Five Questions With Climber, Wasatch Wizard Shingo Ohkawa
Our athletes and ambassadors shred gnar and send hard lines, but there’s much more behind the scenes: other careers, balancing family life, creating art, giving back. To dig deeper into the adventure lifestyle, we’ve created Five Questions, an ongoing feature asking OR athletes the hard questions. And sometimes more than just five.
What keeps you climbing and skiing?
After spending nearly two months among our venerable Balti cooks and base camp staff, I realized that my love of the high places of the world has less to do with the act of ascending or descending, and more with how that environment changes us, forces us to adapt. What I witnessed in the mountains of Pakistan was an entire culture that had, over centuries, learned to live in that environment by embracing self-reliance and resourcefulness—the very virtues we all hope to gain, either directly or indirectly, through these experiences we seek.
Any advice to young people getting started in your sport?
When I first started, a big part of what it meant to be a climber was as much about understanding the rich history of its origins, as well as honing the crafts of ascent. Context, I believe, is an essential tool to interpret the evolution of our favorite mountain pastimes. After all, we stand on the shoulders of giants each time we repeat a route or visit a storied range to climb a chunk of rock. Pursuing the climbing life means one never stops learning.

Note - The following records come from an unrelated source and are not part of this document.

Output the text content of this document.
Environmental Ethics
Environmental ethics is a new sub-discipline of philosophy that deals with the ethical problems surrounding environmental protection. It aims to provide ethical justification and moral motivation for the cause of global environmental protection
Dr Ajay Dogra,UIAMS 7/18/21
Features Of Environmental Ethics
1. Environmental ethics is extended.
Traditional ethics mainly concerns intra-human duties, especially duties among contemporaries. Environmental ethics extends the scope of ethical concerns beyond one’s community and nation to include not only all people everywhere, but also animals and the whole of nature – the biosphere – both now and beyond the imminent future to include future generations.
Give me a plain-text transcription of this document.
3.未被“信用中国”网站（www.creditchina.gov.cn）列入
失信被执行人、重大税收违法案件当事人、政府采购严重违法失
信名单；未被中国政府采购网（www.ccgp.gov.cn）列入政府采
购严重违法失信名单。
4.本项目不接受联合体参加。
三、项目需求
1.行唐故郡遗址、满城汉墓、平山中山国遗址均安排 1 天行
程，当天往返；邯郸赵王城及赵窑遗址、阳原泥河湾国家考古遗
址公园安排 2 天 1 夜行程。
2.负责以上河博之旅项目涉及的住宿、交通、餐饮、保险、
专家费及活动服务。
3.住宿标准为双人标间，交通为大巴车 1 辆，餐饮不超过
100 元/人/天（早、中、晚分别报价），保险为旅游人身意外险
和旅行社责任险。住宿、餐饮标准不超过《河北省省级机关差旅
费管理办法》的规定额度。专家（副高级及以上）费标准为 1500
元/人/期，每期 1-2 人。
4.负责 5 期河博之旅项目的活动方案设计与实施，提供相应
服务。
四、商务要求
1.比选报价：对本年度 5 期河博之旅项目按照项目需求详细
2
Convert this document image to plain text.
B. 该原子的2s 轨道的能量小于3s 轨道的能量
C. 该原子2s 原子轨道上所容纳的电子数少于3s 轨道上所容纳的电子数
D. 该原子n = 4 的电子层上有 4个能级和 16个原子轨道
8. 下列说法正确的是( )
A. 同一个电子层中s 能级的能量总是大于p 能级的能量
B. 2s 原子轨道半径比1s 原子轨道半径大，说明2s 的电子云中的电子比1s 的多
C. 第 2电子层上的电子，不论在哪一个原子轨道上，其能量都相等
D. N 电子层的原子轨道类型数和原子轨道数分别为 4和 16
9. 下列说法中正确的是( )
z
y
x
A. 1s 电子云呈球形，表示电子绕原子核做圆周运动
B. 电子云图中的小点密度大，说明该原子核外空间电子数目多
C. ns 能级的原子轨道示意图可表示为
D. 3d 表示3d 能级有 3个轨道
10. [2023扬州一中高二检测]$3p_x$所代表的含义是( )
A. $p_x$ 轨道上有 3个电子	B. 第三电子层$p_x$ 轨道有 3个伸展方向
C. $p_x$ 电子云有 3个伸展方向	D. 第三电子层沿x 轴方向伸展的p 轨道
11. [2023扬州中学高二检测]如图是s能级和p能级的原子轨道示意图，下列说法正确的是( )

Favorite place on the planet?
It’s got to be the belay cave atop the third pitch of a MEGA-classic route called Imaginate (6a+, D. Anker, M. Piola, late eighties), on the Campanile Ensloveno tower overlooking Refugio Frey. Essentially a giant granite hueco, this feature’s just big enough to accommodate three or four and it’s where an enormous Andean condor flew within a meter of me as I belayed my partner. To this amateur naturalist, the flyby was mind boggling.
If you could leave aspiring athletes with one important piece of life advice or words of wisdom, what would it be?
All of my personal heroes have made singular and significant contributions to climbing, but have also—coincidentally—mastered nearly anything they put their minds to. As we’ve seen, over the years, sending, say, 5.13 has been overshadowed by a succession of routes at much higher climbing standards. But becoming,for instance, a 5.12 dad, or a 5.11 husband, a 5.9+ partner—don’t forget to sandbag!—or indeed, a 5.10 human being is, in the grand scheme of things, a more important accomplishment.
What are you looking forward to this year?
If Pakistan isn’t in the cards for us this summer, I’m psyched to spend more time exploring the Black Canyon, the Wind Rivers and, perhaps, the Teton backcountry, as well as opening more new routes in the granitic nether regions of my home range, the Wasatch.
What’s your favorite piece of OR gear?
I used to have this reputation at OR for hoarding certain discontinued pieces, too stubborn to deviate from my own proven formula of what to wear. For the past few years, however, my teammates and I have had the unique opportunity to work closely with Jeannie Wall, our remarkable, uber-talented product developer, to create what in the very near future will, no doubt, become my all-new favorites!
Where do you live now and why?
I live in Salt Lake City, Utah, where my wife is a 5th grade public school teacher and I am the most junior member of the team here at IME, THE local’s gear shop. Access is the number one reason we love it here. In a half-day’s drive radius, we can be at nearly any of the West’s major climbing destinations, and in winter—despite the valley’s often-lingering inversion—the snow’s reputed to be alright, too!